Luciano do Valle estava cada vez mais à vontade nas quadras. Pelo acordo com a CBV (Confederação Brasileira de Vôlei), tinha a exclusividade das transmissões do Campeonato Brasileiro de Vôlei – o que, obviamente, tinha o atrativo da rivalidade entre a Pirelli – paulista, com William, Amauri etc. – e a Atlântica-Boavista – carioca, com Bernard. E a exclusividade das transmissões dos jogos da Seleção Brasileira masculina. Com isso, começava a pensar em promover amistosos e eventos. Como uma série de três amistosos, em julho de 1983, repetindo a final do Mundial do ano anterior entre Brasil e União Soviética. Com o primeiro amistoso sendo... no Maracanã. Não o Maracanãzinho, ginásio que sediava habitualmente os jogos. Mas o Estádio Mário Filho.

Ideia tida, Luciano foi falar com os parceiros na direção da PromoAção. E tanto José Francisco “Quico” Leal quanto José Cocco foram unânimes: o locutor tinha enlouquecido. De todo modo, decidiram apoiá-lo. Do dinheiro, cuidaram os habituais patrocinadores das transmissões dos eventos da PromoAção na Record: bicicletas Caloi, cigarros Marlboro, Banco Econômico (hoje extinto), e tênis Rainha. Da estrutura, cuidou a Rohr, conhecida marca de obras tubulares, consultada por Luciano. E dos convites, cuidou Paulo Russo, ainda imerso no ambiente do vôlei – e muito amigo do treinador soviético, Viacheslav Platonov (1939-2005).

A direção do Maracanã contestava a iniciativa, por temer o desgaste do gramado que já sofria com os vários jogos de futebol.
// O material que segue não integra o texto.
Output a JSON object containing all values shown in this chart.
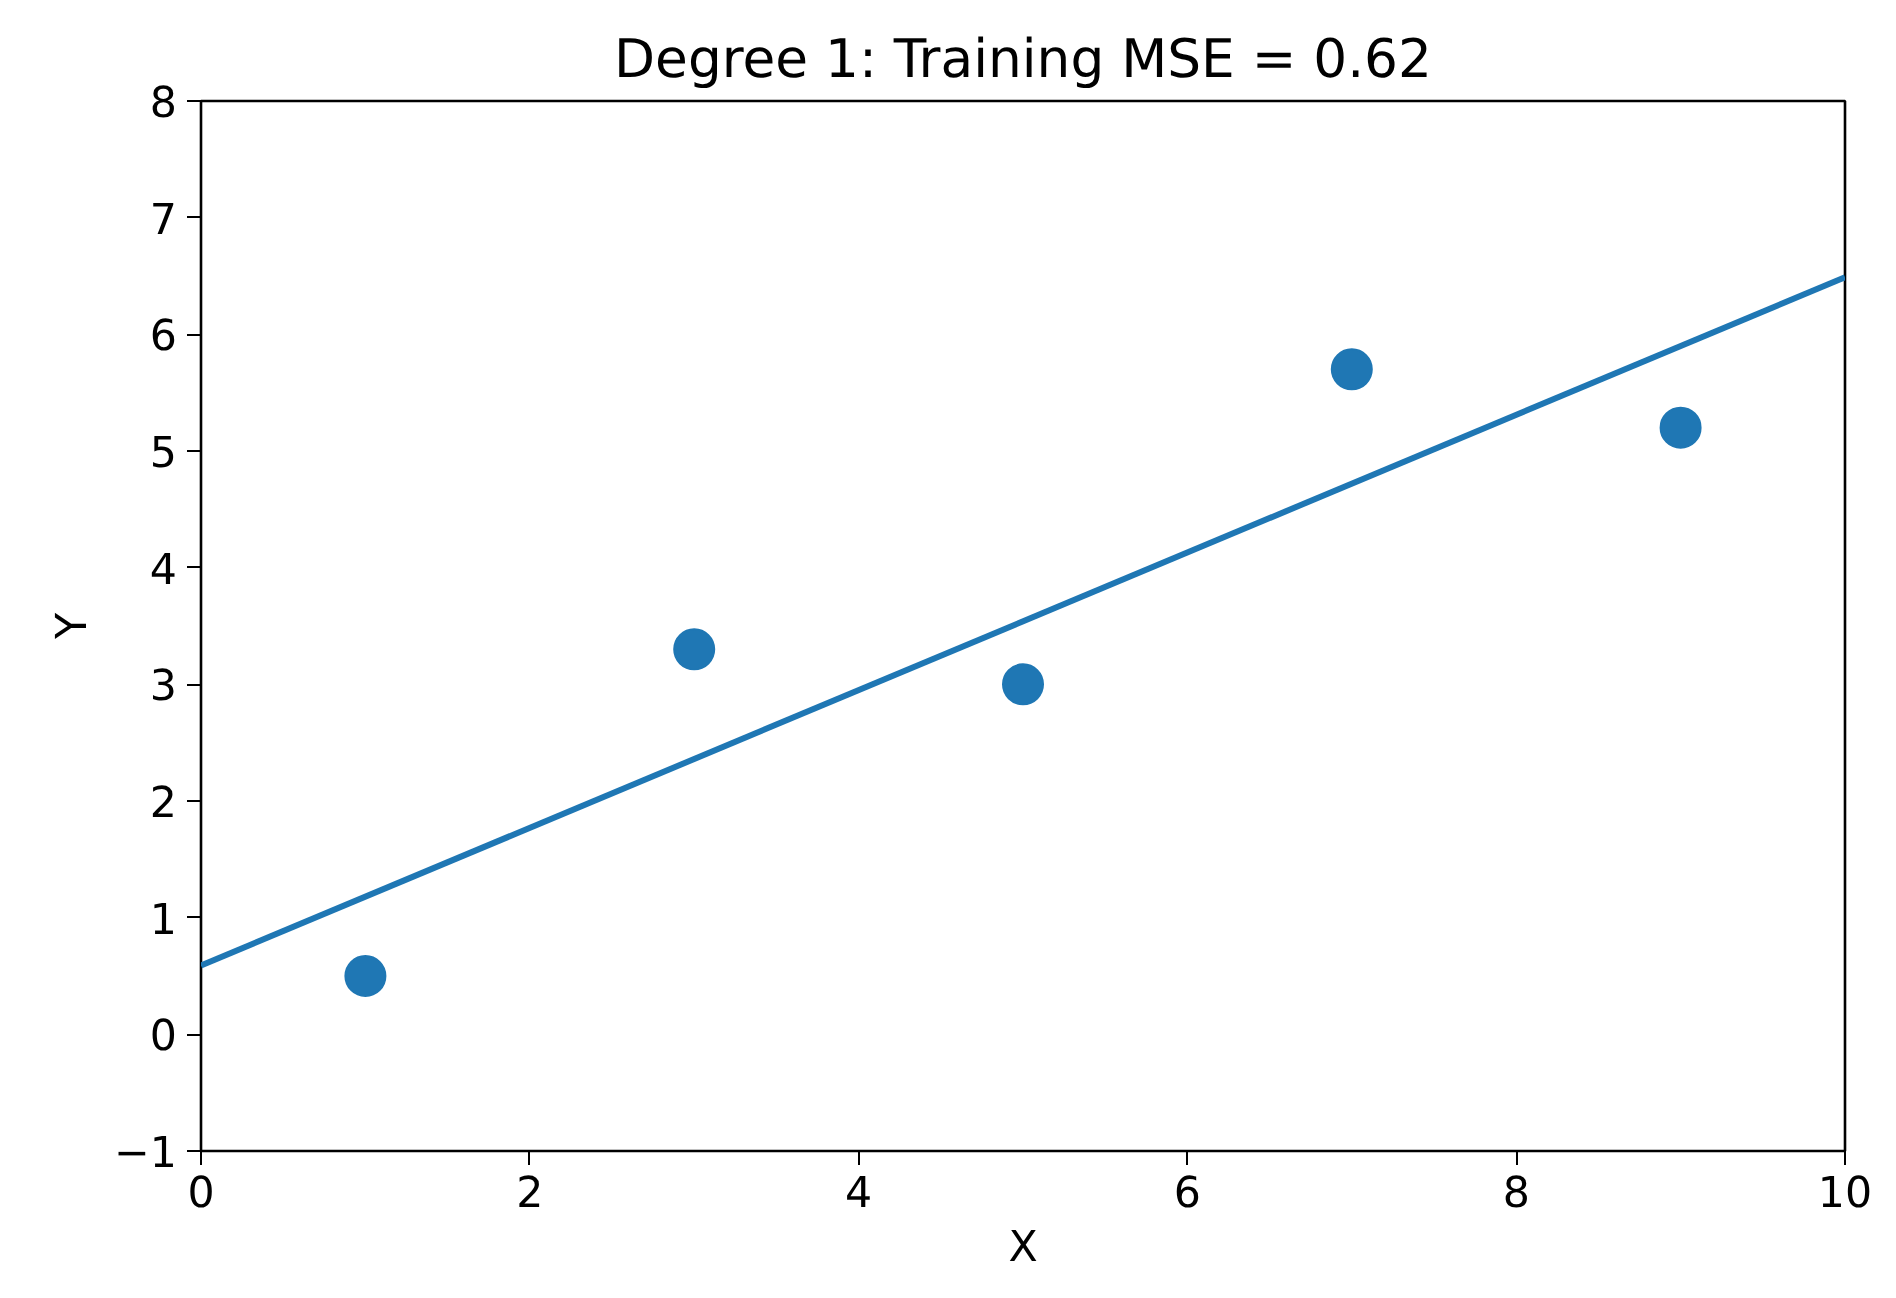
{
  "chart_data": {
    "type": "scatter",
    "title": "Degree 1: Training MSE = 0.62",
    "xlabel": "X",
    "ylabel": "Y",
    "series": [
      {
        "color": "#1f77b4",
        "x": [
          1,
          3,
          5,
          7,
          9
        ],
        "values": [
          0.5,
          3.3,
          3.0,
          5.7,
          5.2
        ],
        "marker": "circle"
      },
      {
        "type": "line",
        "color": "#1f77b4",
        "x": [
          0,
          10
        ],
        "values": [
          0.59,
          6.49
        ],
        "line_style": "solid"
      }
    ],
    "xlim": [
      0,
      10
    ],
    "ylim": [
      -1,
      8
    ],
    "xticks": [
      0,
      2,
      4,
      6,
      8,
      10
    ],
    "yticks": [
      {
        "value": -1,
        "label": "−1"
      },
      0,
      1,
      2,
      3,
      4,
      5,
      6,
      7,
      8
    ],
    "grid": false
  }
}
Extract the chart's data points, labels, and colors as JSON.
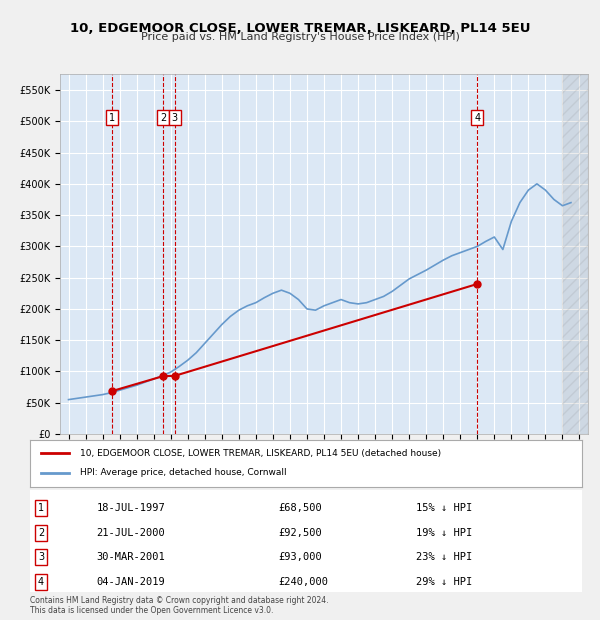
{
  "title": "10, EDGEMOOR CLOSE, LOWER TREMAR, LISKEARD, PL14 5EU",
  "subtitle": "Price paid vs. HM Land Registry's House Price Index (HPI)",
  "bg_color": "#e8f0f8",
  "plot_bg_color": "#dce8f5",
  "hpi_line_color": "#6699cc",
  "price_line_color": "#cc0000",
  "grid_color": "#ffffff",
  "sale_marker_color": "#cc0000",
  "sale_vline_color": "#cc0000",
  "transactions": [
    {
      "label": "1",
      "date_num": 1997.54,
      "price": 68500,
      "text": "18-JUL-1997",
      "pct": "15% ↓ HPI"
    },
    {
      "label": "2",
      "date_num": 2000.55,
      "price": 92500,
      "text": "21-JUL-2000",
      "pct": "19% ↓ HPI"
    },
    {
      "label": "3",
      "date_num": 2001.24,
      "price": 93000,
      "text": "30-MAR-2001",
      "pct": "23% ↓ HPI"
    },
    {
      "label": "4",
      "date_num": 2019.01,
      "price": 240000,
      "text": "04-JAN-2019",
      "pct": "29% ↓ HPI"
    }
  ],
  "hpi_data": {
    "years": [
      1995,
      1995.5,
      1996,
      1996.5,
      1997,
      1997.5,
      1998,
      1998.5,
      1999,
      1999.5,
      2000,
      2000.5,
      2001,
      2001.5,
      2002,
      2002.5,
      2003,
      2003.5,
      2004,
      2004.5,
      2005,
      2005.5,
      2006,
      2006.5,
      2007,
      2007.5,
      2008,
      2008.5,
      2009,
      2009.5,
      2010,
      2010.5,
      2011,
      2011.5,
      2012,
      2012.5,
      2013,
      2013.5,
      2014,
      2014.5,
      2015,
      2015.5,
      2016,
      2016.5,
      2017,
      2017.5,
      2018,
      2018.5,
      2019,
      2019.5,
      2020,
      2020.5,
      2021,
      2021.5,
      2022,
      2022.5,
      2023,
      2023.5,
      2024,
      2024.5
    ],
    "values": [
      55000,
      57000,
      59000,
      61000,
      63000,
      66000,
      70000,
      74000,
      78000,
      83000,
      88000,
      93000,
      99000,
      108000,
      118000,
      130000,
      145000,
      160000,
      175000,
      188000,
      198000,
      205000,
      210000,
      218000,
      225000,
      230000,
      225000,
      215000,
      200000,
      198000,
      205000,
      210000,
      215000,
      210000,
      208000,
      210000,
      215000,
      220000,
      228000,
      238000,
      248000,
      255000,
      262000,
      270000,
      278000,
      285000,
      290000,
      295000,
      300000,
      308000,
      315000,
      295000,
      340000,
      370000,
      390000,
      400000,
      390000,
      375000,
      365000,
      370000
    ]
  },
  "price_paid_data": {
    "years": [
      1997.54,
      2000.55,
      2001.24,
      2019.01
    ],
    "values": [
      68500,
      92500,
      93000,
      240000
    ]
  },
  "ylim": [
    0,
    575000
  ],
  "xlim": [
    1994.5,
    2025.5
  ],
  "yticks": [
    0,
    50000,
    100000,
    150000,
    200000,
    250000,
    300000,
    350000,
    400000,
    450000,
    500000,
    550000
  ],
  "xticks": [
    1995,
    1996,
    1997,
    1998,
    1999,
    2000,
    2001,
    2002,
    2003,
    2004,
    2005,
    2006,
    2007,
    2008,
    2009,
    2010,
    2011,
    2012,
    2013,
    2014,
    2015,
    2016,
    2017,
    2018,
    2019,
    2020,
    2021,
    2022,
    2023,
    2024,
    2025
  ],
  "legend_label_red": "10, EDGEMOOR CLOSE, LOWER TREMAR, LISKEARD, PL14 5EU (detached house)",
  "legend_label_blue": "HPI: Average price, detached house, Cornwall",
  "footer_line1": "Contains HM Land Registry data © Crown copyright and database right 2024.",
  "footer_line2": "This data is licensed under the Open Government Licence v3.0."
}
Todos os veículos das Organizações Globo (TV Globo, O Globo, Rádio Globo) boicotavam implicitamente o evento, pelo rompimento de Luciano do Valle no ano anterior. De todo modo, o Grande Desafio de Vôlei foi confirmado para 19 de julho de 1983. Ingressos vendidos, nomes “vips” confirmados – de Emerson Fittipaldi a Antônio Carlos de Almeida Braga, o Braguinha, (1926-2021), banqueiro que investira pesado na formação do time da Atlântica-Boavista -... estava tudo pronto.

Aí choveu. Como não costuma chover no Rio de Janeiro em julho. Choveu pesado. E o jogo foi adiado, transformando o jogo do Maracanã no último daquela melhor de três.

Só restou à Rohr e à equipe da PromoAção retirarem toda a estrutura – tablado da quadra, rede etc. – a tempo para que Flamengo 4x1 Volta Redonda (Campeonato Carioca) fosse jogado no Maracanã, em 23 de julho de 1983. Enquanto isso, a sequência de amistosos entre Brasil e União Soviética foi acontecendo, em ginásios: a União Soviética começou vencendo no Ibirapuera, em 21 de julho de 1983 (3 sets a 1), o Brasil compensou vencendo no dia seguinte, no Geraldão, no Recife (3 sets a 2). E no Maracanã, quando liberada, a Rohr voltou às montagens. E a PromoAção, ajudando, trabalhava ansiosa para que tudo desse certo. Sob um lema, brincalhão e preocupado: “É proibido chover”.

Chegou o 26 de julho de 1983. Com um céu de nuvens ameaçadoras, Carlos Arthur Nuzman, então presidente da CBV, informava a todos que o jogo aconteceria. A TV Record estava com sua equipe tradicional de vôlei a postos: Luciano do Valle para narrar, Paulo Russo para comentar, Juarez Soares (1941-2019) e Eli Coimbra para reportar. Já no Maracanã, as conversas preocupadas nos bastidores continuavam. Bem como a... chuva. Que ia e vinha do Rio de Janeiro. Dividindo-se entre a narração e a organização, Luciano do Valle estava uma pilha de nervos. Mas até nisso brincava: a certa altura, indo falar com Mário Marcos Girello, o “Maraco”, tradicional auxiliar dos eventos da PromoAção, o narrador repetiu imperativo – era proibido falar que iria chover. “Maraco”, então, cochichou: “Tudo bem. Mas que tem alguns pingos caindo, tem...”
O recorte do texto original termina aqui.